Bug 76261 - ext4_da_writepages err -30 after remount ro during shutdown
Summary: ext4_da_writepages err -30 after remount ro during shutdown
Status: NEW
Alias: None
Product: File System
Classification: Unclassified
Component: ext4 (show other bugs)
Hardware: ARM Linux
: P1 blocking
Assignee: fs_ext4@kernel-bugs.osdl.org
URL:
Keywords:
Depends on:
Blocks:
 
Reported: 2014-05-15 05:01 UTC by kun.chen
Modified: 2016-08-03 03:14 UTC (History)
4 users (show)

See Also:
Kernel Version: 3.10.20
Subsystem:
Regression: No
Bisected commit-id:


Attachments
some error log (12.58 KB, application/octet-stream)
2016-08-03 02:34 UTC, yongjun xiao
Details

Description kun.chen 2014-05-15 05:01:50 UTC
Our android 4.4.2 based on linux 3.10.20

when shutdown, it will call sync, echo "u" > /proc/sysrq-trigger. But I find a problem that sometime shutdown will hang and sometimes shutdown need long times.

Check the kmsg log there are ext4 error occur, such as:

[76.209728]-(3)[1:init]SysRq: -(3)[1:init]Emergency Remount R/O
[76.282979] (3)[21:kworker/3:0]Emergency Remount Complete
[77.188953] (0)[84:kworker/u8:1]EXT4-fs (mmcblk0p15): ext4_da_writepages: jbd2_start: 8192 pages, ino 131067; err -30
[77.205402] (0)[84:kworker/u8:1]EXT4-fs (mmcblk0p15): ext4_da_writepages: jbd2_start: 8192 pages, ino 131067; err -30
[78.220353] (3)[3075:kworker/u8:5]EXT4-fs (mmcblk0p15): ext4_da_writepages: jbd2_start: 8192 pages, ino 131067; err -30
[79.246658] (1)[3075:kworker/u8:5]EXT4-fs (mmcblk0p15): ext4_da_writepages: jbd2_start: 8192 pages, ino 131067; err -30
[80.261003] (3)[3075:kworker/u8:5]EXT4-fs (mmcblk0p15): ext4_da_writepages: jbd2_start: 8192 pages, ino 131067; err -30
[80.272068] (3)[3075:kworker/u8:5]EXT4-fs (mmcblk0p15): ext4_da_writepages: jbd2_start: 1024 pages, ino 131067; err -30
[81.300966] (1)[3075:kworker/u8:5]EXT4-fs (mmcblk0p15): ext4_da_writepages: jbd2_start: 8192 pages, ino 131067; err -30
[81.688616] (0)[3075:kworker/u8:5]EXT4-fs (mmcblk0p15): ext4_da_writepages: jbd2_start: 8192 pages, ino 131067; err -30
......
[90.601634] (0)[3075:kworker/u8:5]EXT4-fs (mmcblk0p15): ext4_da_writepages: jbd2_start: 1024 pages, ino 131067; err -30
[91.642286] (0)[3075:kworker/u8:5]EXT4-fs (mmcblk0p15): ext4_da_writepages: jbd2_start: 8192 pages, ino 131067; err -30

err 30 is -EROFS, error due to writeback to read-only filesystem.
As part of remount, I think linux will writeback all drity datas. Should no writeback occur after remount R/O. Not sure why I see these errors.
Comment 1 Theodore Tso 2014-05-15 15:11:11 UTC
Does upstream android really handle a shutdown using "echo u > /proc/sysrq-trigger", or is that something you added locally?   If it's upstream, I need to have some words with the Google Android team....
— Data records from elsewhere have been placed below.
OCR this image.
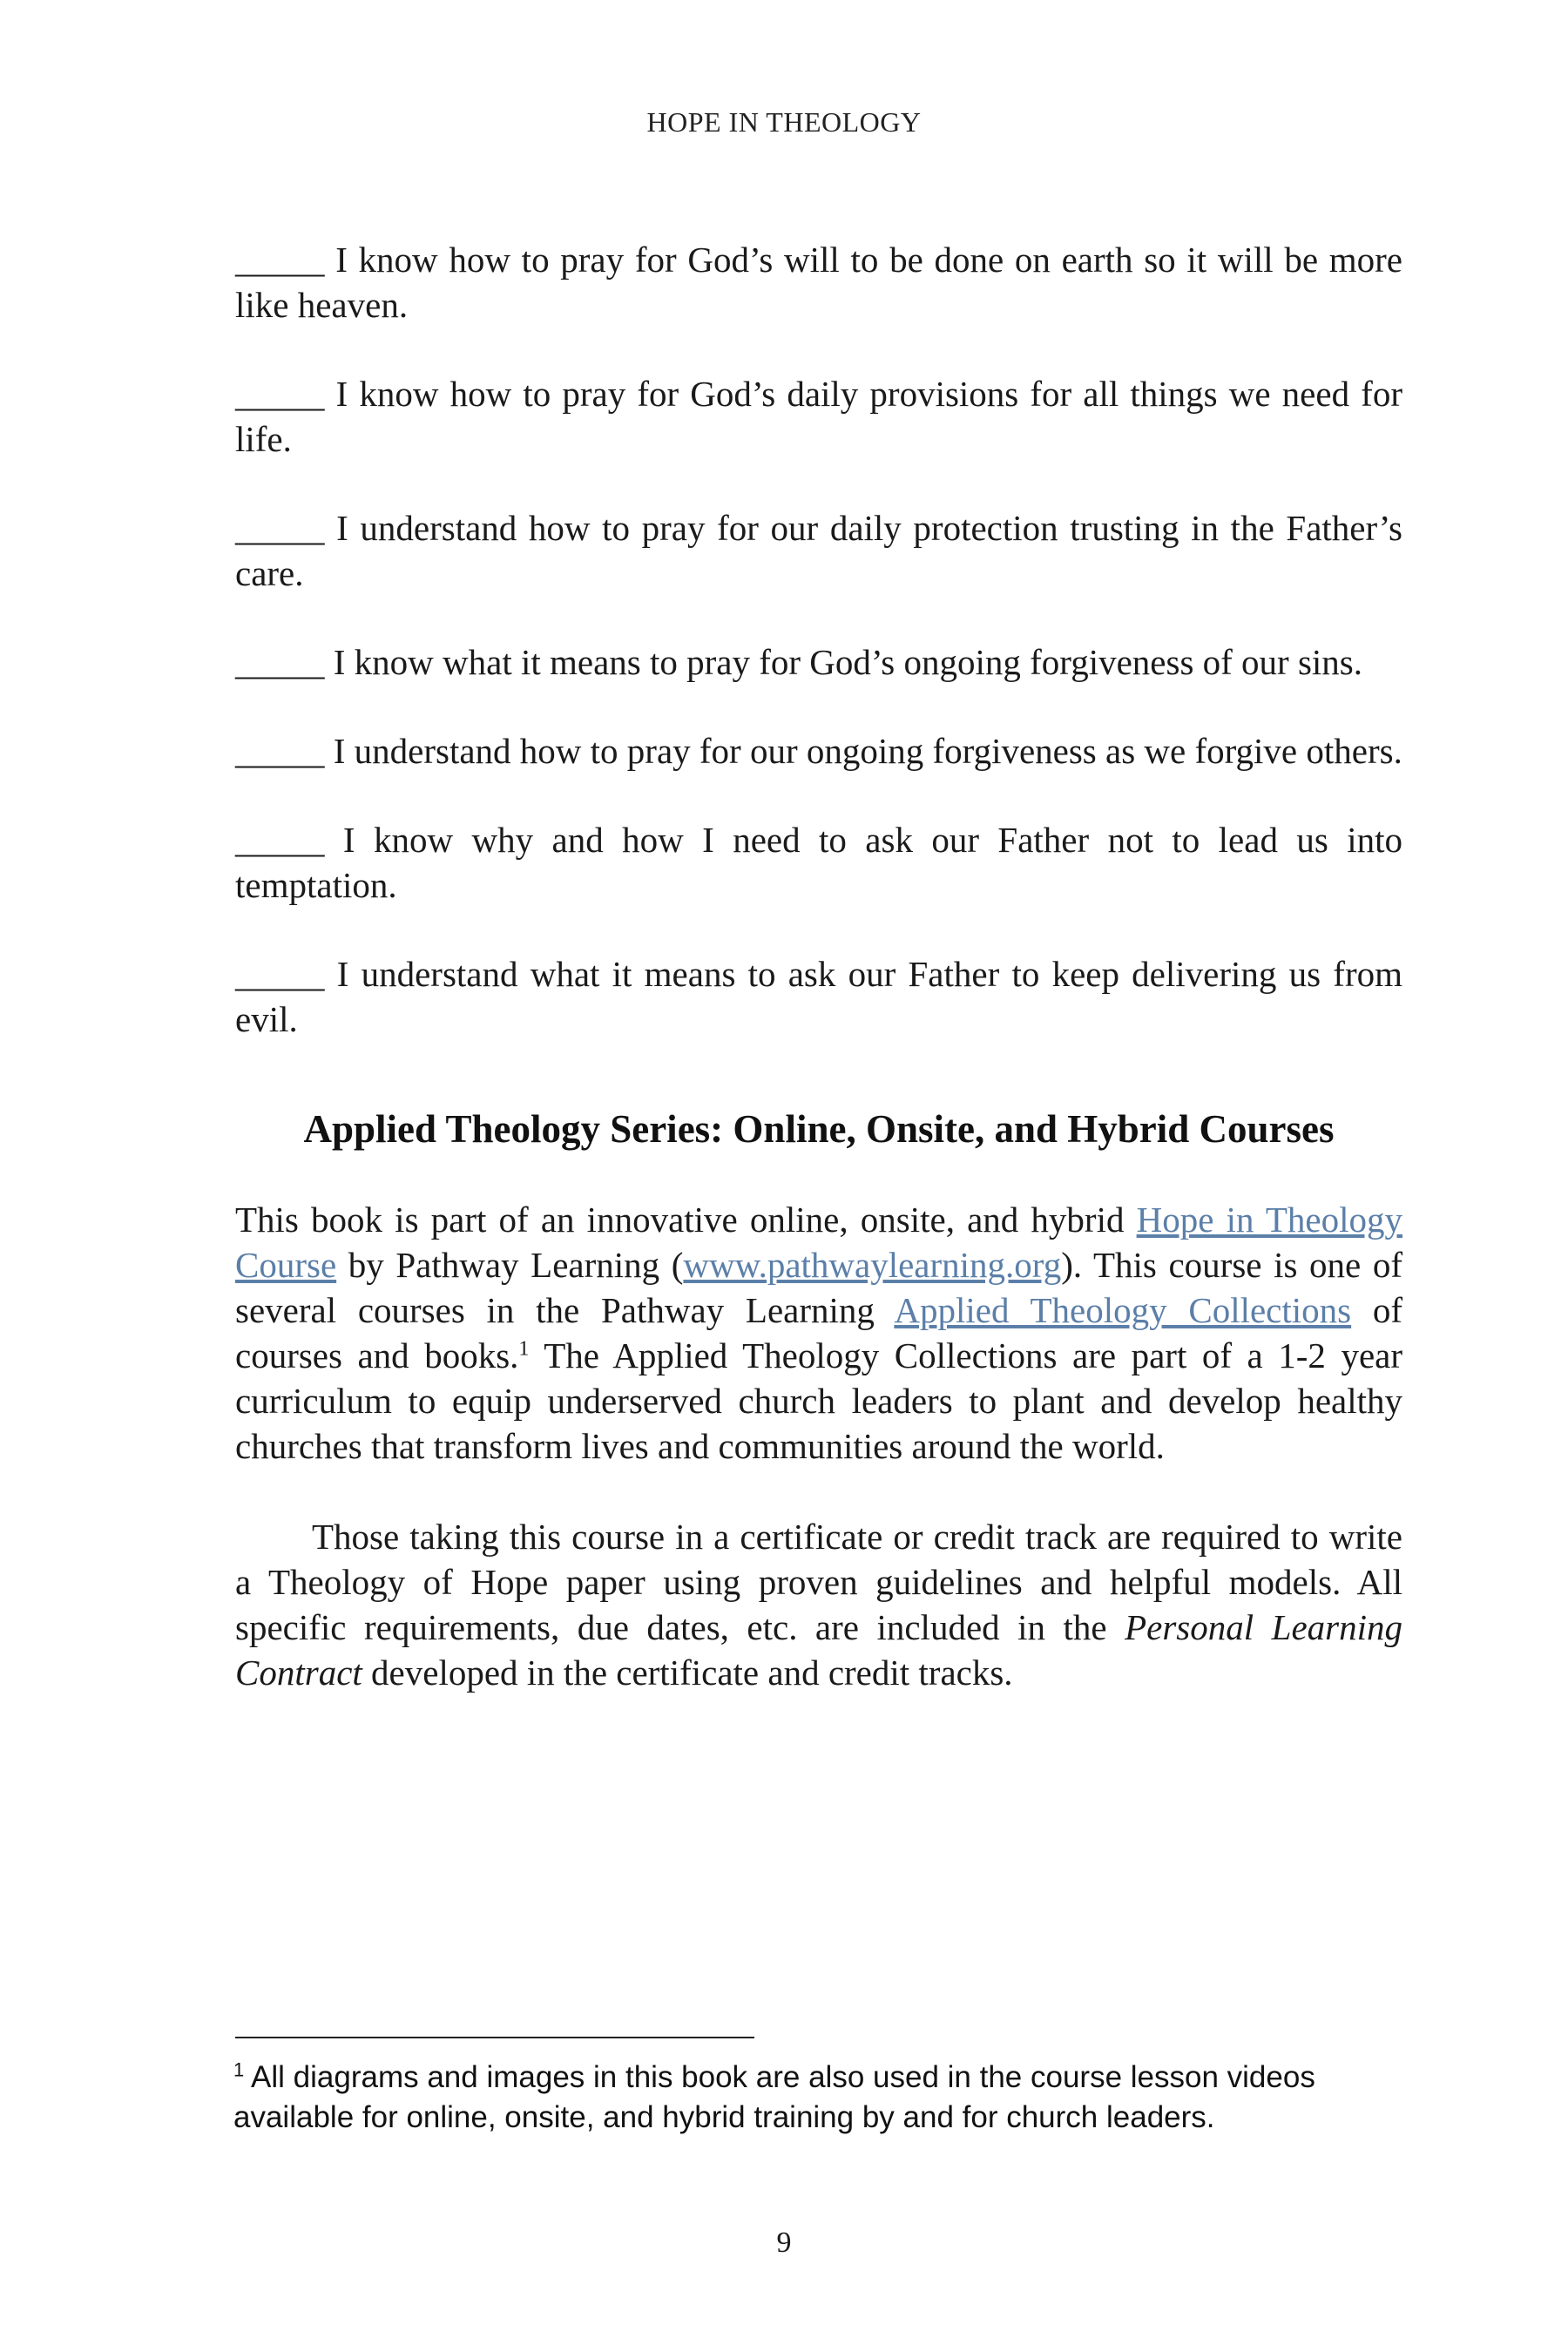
HOPE IN THEOLOGY

_____ I know how to pray for God’s will to be done on earth so it will be more like heaven.

_____ I know how to pray for God’s daily provisions for all things we need for life.

_____ I understand how to pray for our daily protection trusting in the Father’s care.

_____ I know what it means to pray for God’s ongoing forgiveness of our sins.

_____ I understand how to pray for our ongoing forgiveness as we forgive others.

_____ I know why and how I need to ask our Father not to lead us into temptation.

_____ I understand what it means to ask our Father to keep delivering us from evil.

Applied Theology Series: Online, Onsite, and Hybrid Courses

This book is part of an innovative online, onsite, and hybrid Hope in Theology Course by Pathway Learning (www.pathwaylearning.org). This course is one of several courses in the Pathway Learning Applied Theology Collections of courses and books.$^1$ The Applied Theology Collections are part of a 1-2 year curriculum to equip underserved church leaders to plant and develop healthy churches that transform lives and communities around the world.

Those taking this course in a certificate or credit track are required to write a Theology of Hope paper using proven guidelines and helpful models. All specific requirements, due dates, etc. are included in the Personal Learning Contract developed in the certificate and credit tracks.

$^1$ All diagrams and images in this book are also used in the course lesson videos available for online, onsite, and hybrid training by and for church leaders.
9
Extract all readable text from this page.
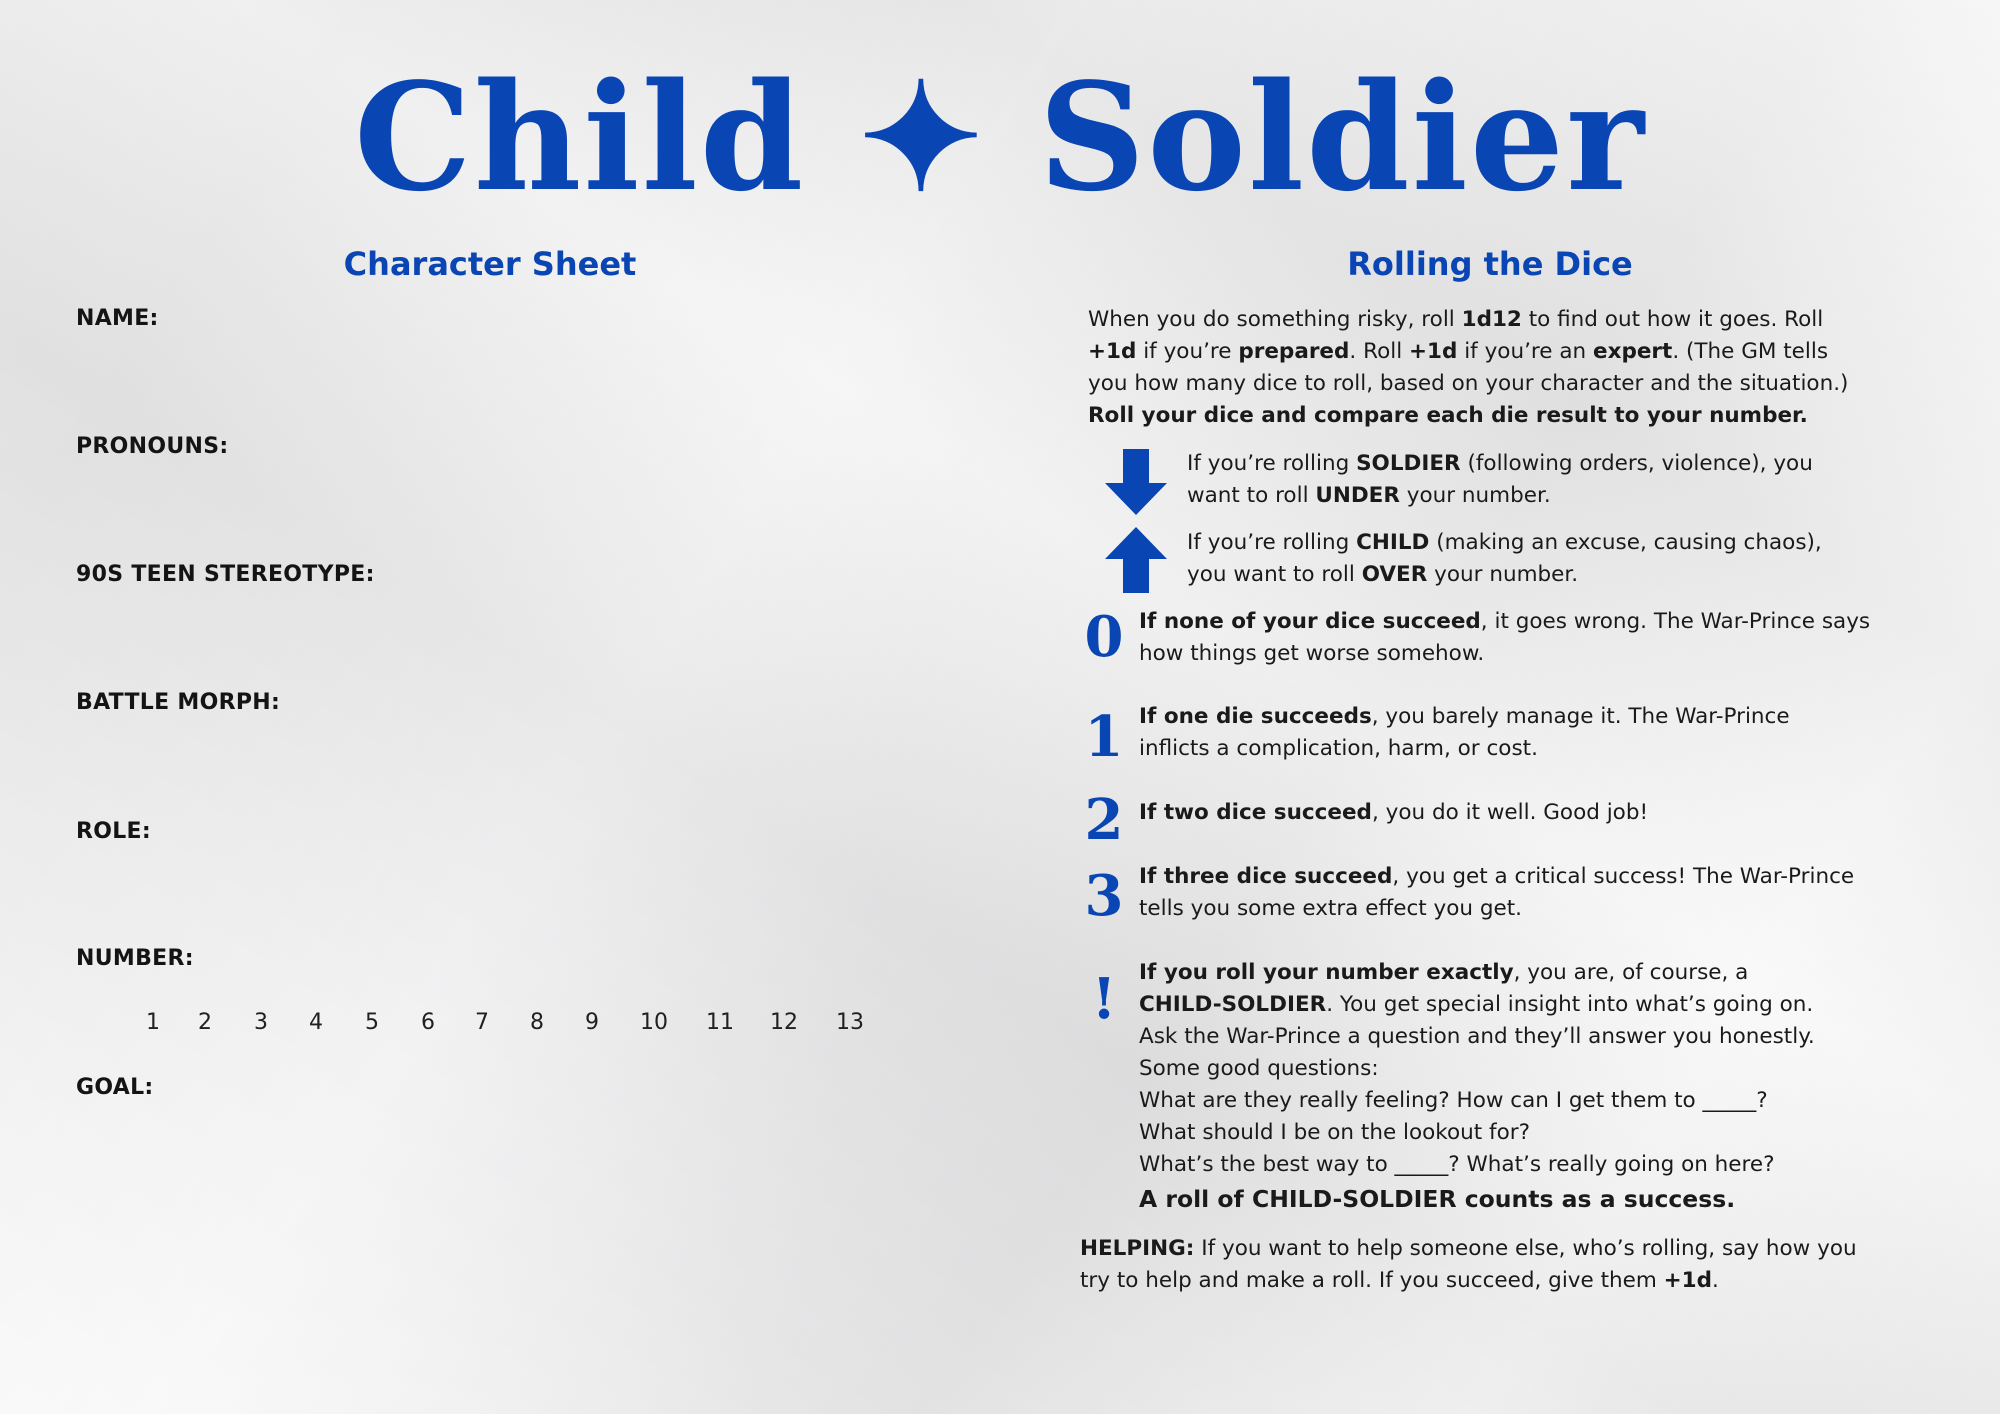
Child ✦ Soldier
Character Sheet
NAME:
PRONOUNS:
90S TEEN STEREOTYPE:
BATTLE MORPH:
ROLE:
NUMBER:
1	2	3	4	5	6	7	8	9	10	11	12	13
GOAL:
Rolling the Dice
When you do something risky, roll 1d12 to find out how it goes. Roll
+1d if you’re prepared. Roll +1d if you’re an expert. (The GM tells
you how many dice to roll, based on your character and the situation.)
Roll your dice and compare each die result to your number.
If you’re rolling SOLDIER (following orders, violence), you
want to roll UNDER your number.
If you’re rolling CHILD (making an excuse, causing chaos),
you want to roll OVER your number.
0 If none of your dice succeed, it goes wrong. The War-Prince says
how things get worse somehow.
1 If one die succeeds, you barely manage it. The War-Prince
inflicts a complication, harm, or cost.
2 If two dice succeed, you do it well. Good job!
3 If three dice succeed, you get a critical success! The War-Prince
tells you some extra effect you get.
!	If you roll your number exactly, you are, of course, a
CHILD-SOLDIER. You get special insight into what’s going on.
Ask the War-Prince a question and they’ll answer you honestly.
Some good questions:
What are they really feeling? How can I get them to _____?
What should I be on the lookout for?
What’s the best way to _____? What’s really going on here?
A roll of CHILD-SOLDIER counts as a success.
HELPING: If you want to help someone else, who’s rolling, say how you
try to help and make a roll. If you succeed, give them +1d.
sysrq-u is documented to be "Emergency Remount R/O".  It's not something that is designed to be used under normal circumstances.  So if upstream android is doing this, it's arguably a bug.

sysrq-u is implemented using do_emergency_remount() in fs/super.c, and it calls do_remount_sb with force set to 1 (the last argument is "force").

			do_remount_sb(sb, MS_RDONLY, NULL, 1);

The "force" option omits the call to sb_prepare_remount_readonly(), which is what forces the writeback to happen.  The reason why it is omitted is that sysrq-u is designed to be used when the system is unstable, and so the writeback for one of the superblocks might block forever, and this would prevent the subsequent superblocks from getting remounted read-only.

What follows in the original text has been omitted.